– Потом я сказала папе, что хочу стать лесбиянкой, – говорит Люсинда. – Очень уж у вас было здорово.

– Сейчас бы тебе это не показалось таким заманчивым. Они ведь развелись. Хотя опять живут вместе.

– Ой. И как? Выходит?

– Просто фантастически, на самом деле. У них полное согласие относительно главного. Типа того, что я должен находиться дома чаще.

– И почему ты не делаешь этого? – спрашивает Люсинда и резко замолкает. – Извини. Это не мое дело.

– Ничего страшного. Я просто не знаю, как мне объяснить.

Под водной гладью я вижу размытые тени рыб. Он плывут рывками, судорожно работая плавниками.

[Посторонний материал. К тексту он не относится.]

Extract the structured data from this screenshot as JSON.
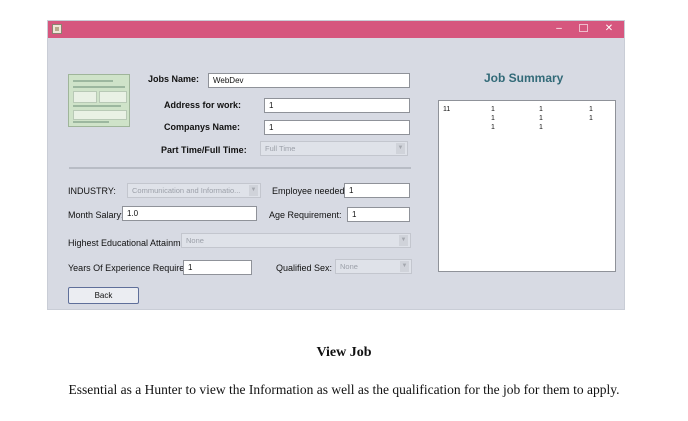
{
  "window": {
    "controls": {
      "minimize": "–",
      "close": "✕"
    }
  },
  "form": {
    "jobs_name": {
      "label": "Jobs Name:",
      "value": "WebDev"
    },
    "address": {
      "label": "Address for work:",
      "value": "1"
    },
    "company": {
      "label": "Companys Name:",
      "value": "1"
    },
    "part_full": {
      "label": "Part Time/Full Time:",
      "value": "Full Time"
    },
    "industry": {
      "label": "INDUSTRY:",
      "value": "Communication and Informatio..."
    },
    "employee_needed": {
      "label": "Employee needed:",
      "value": "1"
    },
    "month_salary": {
      "label": "Month Salary:",
      "value": "1.0"
    },
    "age_requirement": {
      "label": "Age Requirement:",
      "value": "1"
    },
    "education": {
      "label": "Highest Educational Attainment:",
      "value": "None"
    },
    "experience": {
      "label": "Years Of Experience Required:",
      "value": "1"
    },
    "qualified_sex": {
      "label": "Qualified Sex:",
      "value": "None"
    },
    "back_button": "Back"
  },
  "summary": {
    "title": "Job Summary",
    "rows": [
      [
        "11",
        "1",
        "1",
        "1"
      ],
      [
        "",
        "1",
        "1",
        "1"
      ],
      [
        "",
        "1",
        "1",
        ""
      ]
    ]
  },
  "caption": "View Job",
  "description": "Essential as a Hunter to view the Information as well as the qualification for the job for them to apply."
}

– Мне не хотелось, чтобы они съезжались снова ради меня, – говорю я. – У нас как раз наладился новый быт. Мне было хорошо у обеих, у каждой по-своему. Сейчас вроде как их совместное существование опять зависит от меня… и все, пожалуй, было бы нормально, если бы не… В общем, все, чтобы мы ни делали, вроде как должно иметь некий высокий смысл. Ты понимаешь, о чем я? Все становится абсолютно неестественным.

– То же самое было с папой, когда я только заболела. Это напоминало бесконечное воплощение фразы «лови момент» без передышки.

Я смеюсь, когда она закатывает глаза к небу.

– Точно, – говорю я. – Но сейчас, пожалуй, все станет лучше. Моя сестра Эмма поживет у нас какое-то время, тогда у них будет на чем еще сфокусироваться.

Бомбом тяжело вздыхает. Смотрит на нас, положив голову на передние лапы. Я бросаю взгляд в сторону водяной горки. Когда я был маленьким, Эмма рассказывала мне, что ее закрыли, поскольку кто-то воткнул там бритвенные лезвия и они разрезали на ленточки всех, кто съезжал по ней.

«Родители стояли и ждали своих детей… и сначала появлялась кровь… а потом ошметки тел».

В своих фантазиях я тогда настолько явно представлял струившуюся по горке красную воду, что это кажется сейчас реальным воспоминанием. Я не думал об этом с той поры. И сейчас мне становится интересно, пересказывала ли Эмма мне какую-то городскую байку или придумала все сама. Она любила пугать меня. И, как ни странно, мне это нравилосьо. У моей сестры хватало идей. С ее подачи мы тайком курили на балконе, когда мам не было дома. Рисовали черные круги тушью вокруг глаз. Вели по ночам тайные разговоры по телефону.

Я снова поворачиваюсь к Люсинде, собираясь спросить, слышала ли она о бритвенных лезвиях.

– Эмма беременна, – вместо этого говорю я неожиданно для себя.

– На каком месяце?

– На шестом, – отвечаю я и внезапно начинаю плакать.

Люсинда сидит рядом со мной, и я не могу прекратить плакать.

– Извини, – говорю я. – Просто…

– Нет, нет, я понимаю. Все нормально.

Но я замечаю, что ей явно не по себе. Хорошо, что Бомбом подходит, пытаясь утешить меня. Он скулит и кладет лапу мне на плечо. И этим жестом немного улучшает нам настроение.

– Что это за порода? – спрашивает Люсинда, когда я взъерошиваю ему шерсть.

– Ландсир. Они родственники ньюфаундлендов.

– А ты уверен, что он не пони?

Я смеюсь.

– Почему его зовут Бомбом?

Я хлюпаю носом, стараясь делать это как можно тише, и рассказываю, что это я назвал его так, когда был маленьким. Мы принесли его домой от заводчика, и пес постоянно опрокидывал стулья, спотыкался о свои большие лапы и с шумом открывал двери.

Люсинда смеется, слушая меня, напряжение, остававшееся между нами, наконец пропадает.

Потом она рассказывает, что начала писать в TellUs.

– Вряд ли кто-нибудь прочитает мою писанину, – говорит она, кивая в сторону неба. – Но это некое подобие терапии.

А я смотрю на Люсинду и размышляю, что мне, пожалуй, стоит опробовать ее манеру общения. Возможно, мне это просто необходимо.